The Milwaukee Bucks' John Henson recently attempted to visit Schwanke-Kasten Jewelers in Whitefish Bay, Wis., but unfortunately, his efforts were thwarted by employees who locked the door and called the police on him.
Before Henson could enter the jewelry store, employees locked the doors and called police, he said. After the police arrived, Henson was questioned about why he was there, and authorities ran his license plates.
Henson made an Instagram post about his racial-profiling experience, and it caught the attention of Schwanke-Kasten President Tom Dixon, who offered Henson an apology.
"He was sincere in his apology," Henson said Tuesday after meeting with Dixon. "He knew that shouldn't have happened. He's had some prior incidents, but it still doesn't make it right for them to do what they did. It's a real issue, but right now I want to focus on the game tonight [vs. Minnesota], and there will be time to talk about it later. I am going to do some things to raise awareness of situations like that and go from there."
Henson went on to state that he'd never been in an incident like that before and called it "surreal."
"To be hit with it head-on, it was a tough situation," he said. "A surreal moment. It's one of those things that happened, and I felt that I needed to speak on it. I never want anybody else to go through that. It's not a good feeling."

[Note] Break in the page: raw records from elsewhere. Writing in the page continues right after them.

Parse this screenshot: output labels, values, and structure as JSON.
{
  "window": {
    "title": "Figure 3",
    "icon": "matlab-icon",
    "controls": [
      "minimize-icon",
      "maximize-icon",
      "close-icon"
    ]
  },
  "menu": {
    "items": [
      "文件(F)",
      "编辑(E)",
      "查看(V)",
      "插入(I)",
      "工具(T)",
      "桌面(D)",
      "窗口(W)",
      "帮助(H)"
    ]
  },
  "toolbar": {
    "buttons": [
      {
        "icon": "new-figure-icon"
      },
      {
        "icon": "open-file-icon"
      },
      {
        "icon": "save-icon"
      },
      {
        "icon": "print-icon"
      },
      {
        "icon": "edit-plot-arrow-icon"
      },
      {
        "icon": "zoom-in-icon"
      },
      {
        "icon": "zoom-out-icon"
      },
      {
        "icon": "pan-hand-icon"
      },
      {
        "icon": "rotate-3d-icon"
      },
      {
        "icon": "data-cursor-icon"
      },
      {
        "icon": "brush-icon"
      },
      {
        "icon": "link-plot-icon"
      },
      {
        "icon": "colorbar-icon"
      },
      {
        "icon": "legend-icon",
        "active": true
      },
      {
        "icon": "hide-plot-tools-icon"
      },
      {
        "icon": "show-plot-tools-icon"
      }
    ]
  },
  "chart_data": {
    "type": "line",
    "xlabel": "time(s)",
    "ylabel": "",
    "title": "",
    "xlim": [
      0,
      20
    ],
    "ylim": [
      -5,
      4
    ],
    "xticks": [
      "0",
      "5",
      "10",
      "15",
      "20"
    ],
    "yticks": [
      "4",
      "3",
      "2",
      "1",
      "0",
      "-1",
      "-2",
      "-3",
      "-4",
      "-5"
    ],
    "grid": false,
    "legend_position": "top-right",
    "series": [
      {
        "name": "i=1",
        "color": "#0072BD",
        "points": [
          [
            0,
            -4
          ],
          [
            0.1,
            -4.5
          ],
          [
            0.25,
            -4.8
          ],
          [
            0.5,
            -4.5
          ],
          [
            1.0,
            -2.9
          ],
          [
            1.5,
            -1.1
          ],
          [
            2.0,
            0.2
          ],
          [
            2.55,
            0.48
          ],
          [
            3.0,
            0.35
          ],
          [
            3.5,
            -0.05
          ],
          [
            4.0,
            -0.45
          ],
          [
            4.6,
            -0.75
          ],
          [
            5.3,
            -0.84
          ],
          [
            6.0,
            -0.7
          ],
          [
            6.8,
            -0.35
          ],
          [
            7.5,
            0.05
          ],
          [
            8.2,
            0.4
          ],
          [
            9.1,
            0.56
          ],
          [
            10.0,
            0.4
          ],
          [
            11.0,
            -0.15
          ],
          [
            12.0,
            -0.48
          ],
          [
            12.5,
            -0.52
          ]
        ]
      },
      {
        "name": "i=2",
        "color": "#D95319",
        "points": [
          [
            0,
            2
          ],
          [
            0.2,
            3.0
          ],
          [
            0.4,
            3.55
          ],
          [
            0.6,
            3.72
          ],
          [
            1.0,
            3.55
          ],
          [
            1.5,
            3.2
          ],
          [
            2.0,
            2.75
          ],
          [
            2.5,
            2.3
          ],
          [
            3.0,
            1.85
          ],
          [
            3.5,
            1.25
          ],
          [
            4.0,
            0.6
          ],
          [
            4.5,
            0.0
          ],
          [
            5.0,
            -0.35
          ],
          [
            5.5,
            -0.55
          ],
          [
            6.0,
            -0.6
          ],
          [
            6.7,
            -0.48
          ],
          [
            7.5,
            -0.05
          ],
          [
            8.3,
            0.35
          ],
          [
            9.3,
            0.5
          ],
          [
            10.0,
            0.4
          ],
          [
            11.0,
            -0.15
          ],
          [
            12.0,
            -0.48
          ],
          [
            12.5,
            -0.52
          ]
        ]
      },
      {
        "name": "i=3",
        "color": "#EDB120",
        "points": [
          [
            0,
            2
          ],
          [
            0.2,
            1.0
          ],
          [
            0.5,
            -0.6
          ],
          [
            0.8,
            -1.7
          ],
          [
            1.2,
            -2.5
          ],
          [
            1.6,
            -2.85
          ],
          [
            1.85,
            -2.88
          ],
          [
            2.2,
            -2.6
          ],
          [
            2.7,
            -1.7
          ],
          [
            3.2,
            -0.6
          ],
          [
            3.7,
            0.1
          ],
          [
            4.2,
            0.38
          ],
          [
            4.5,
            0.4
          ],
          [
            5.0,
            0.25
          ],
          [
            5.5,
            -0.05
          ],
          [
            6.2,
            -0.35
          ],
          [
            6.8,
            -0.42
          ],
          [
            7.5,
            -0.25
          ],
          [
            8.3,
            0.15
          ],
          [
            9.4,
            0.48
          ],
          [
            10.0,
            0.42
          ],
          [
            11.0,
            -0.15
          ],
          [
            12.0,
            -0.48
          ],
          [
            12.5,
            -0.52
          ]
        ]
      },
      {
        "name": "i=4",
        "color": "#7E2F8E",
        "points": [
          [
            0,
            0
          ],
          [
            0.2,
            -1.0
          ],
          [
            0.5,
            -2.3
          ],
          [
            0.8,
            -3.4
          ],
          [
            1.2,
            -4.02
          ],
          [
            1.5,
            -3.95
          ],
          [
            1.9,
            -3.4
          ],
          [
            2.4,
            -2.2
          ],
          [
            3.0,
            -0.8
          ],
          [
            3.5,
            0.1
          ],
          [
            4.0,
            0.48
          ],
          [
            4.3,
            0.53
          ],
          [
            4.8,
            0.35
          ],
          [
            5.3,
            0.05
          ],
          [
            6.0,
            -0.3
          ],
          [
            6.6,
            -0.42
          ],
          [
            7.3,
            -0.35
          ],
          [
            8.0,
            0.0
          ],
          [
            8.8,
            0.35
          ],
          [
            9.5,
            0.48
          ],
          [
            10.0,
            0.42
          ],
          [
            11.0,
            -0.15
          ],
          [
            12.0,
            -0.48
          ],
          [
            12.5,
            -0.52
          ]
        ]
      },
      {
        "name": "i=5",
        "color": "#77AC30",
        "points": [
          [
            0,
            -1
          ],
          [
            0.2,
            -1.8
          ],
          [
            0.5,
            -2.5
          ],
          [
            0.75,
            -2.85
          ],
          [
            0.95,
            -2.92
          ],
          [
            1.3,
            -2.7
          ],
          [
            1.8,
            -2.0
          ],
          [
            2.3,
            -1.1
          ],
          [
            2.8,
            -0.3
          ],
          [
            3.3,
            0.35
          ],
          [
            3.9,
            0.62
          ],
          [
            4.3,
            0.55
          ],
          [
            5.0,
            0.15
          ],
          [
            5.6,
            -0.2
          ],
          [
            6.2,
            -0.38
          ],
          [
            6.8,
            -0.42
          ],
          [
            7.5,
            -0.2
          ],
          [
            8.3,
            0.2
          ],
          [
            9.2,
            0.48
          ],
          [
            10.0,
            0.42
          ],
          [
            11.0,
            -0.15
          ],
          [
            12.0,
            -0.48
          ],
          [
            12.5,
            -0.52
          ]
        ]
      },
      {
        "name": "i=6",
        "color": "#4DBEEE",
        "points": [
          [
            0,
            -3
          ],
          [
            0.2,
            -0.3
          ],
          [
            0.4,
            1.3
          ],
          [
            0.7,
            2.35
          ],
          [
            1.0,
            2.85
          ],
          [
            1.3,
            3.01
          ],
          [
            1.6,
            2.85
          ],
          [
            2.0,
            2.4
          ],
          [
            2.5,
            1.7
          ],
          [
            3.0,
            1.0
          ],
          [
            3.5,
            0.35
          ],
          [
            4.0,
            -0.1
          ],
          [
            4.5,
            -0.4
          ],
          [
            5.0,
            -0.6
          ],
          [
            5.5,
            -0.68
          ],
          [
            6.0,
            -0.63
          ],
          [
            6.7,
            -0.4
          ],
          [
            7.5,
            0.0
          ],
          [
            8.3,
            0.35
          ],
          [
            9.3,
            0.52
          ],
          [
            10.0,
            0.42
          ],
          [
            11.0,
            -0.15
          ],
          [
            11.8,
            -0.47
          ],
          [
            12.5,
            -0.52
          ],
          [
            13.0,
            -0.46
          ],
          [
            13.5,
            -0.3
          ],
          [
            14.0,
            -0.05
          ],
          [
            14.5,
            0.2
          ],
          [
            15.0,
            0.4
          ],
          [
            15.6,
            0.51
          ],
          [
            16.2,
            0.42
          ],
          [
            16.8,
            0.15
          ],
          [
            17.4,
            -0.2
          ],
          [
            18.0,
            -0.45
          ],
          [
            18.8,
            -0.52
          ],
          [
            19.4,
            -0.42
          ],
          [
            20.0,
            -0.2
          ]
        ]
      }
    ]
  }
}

Jason Kidd, the Bucks' coach, said he was proud of Henson for handling the situation the way he did.
"It's a great life lesson for everyone," Kidd said. "For our young team, for our city, for our state; it's something for us to learn from. Everybody makes mistakes; nobody is perfect. For the owner to come and apologize to John, personally, was a step in the right direction. It's an issue worldwide, not just here in Milwaukee. We have to do a better of job of addressing it and also learning from it. Our guys here have learned a life lesson at a very young age."
As of last Friday, the jewelry store had been dealing with "suspicious" phone calls, as well as past robberies. Although store employees eventually allowed Henson to come into the store, they asked police to stay as well; the police declined once they figured out who Henson was.
Dixon released a statement after his meeting with Henson. "I appreciated the opportunity to personally meet with John Henson this morning to look him in the eye, shake hands and apologize," Dixon said. "No one should ever have to experience what he experienced. We believe that everyone—professional athlete or not—deserves to be treated with dignity and respect."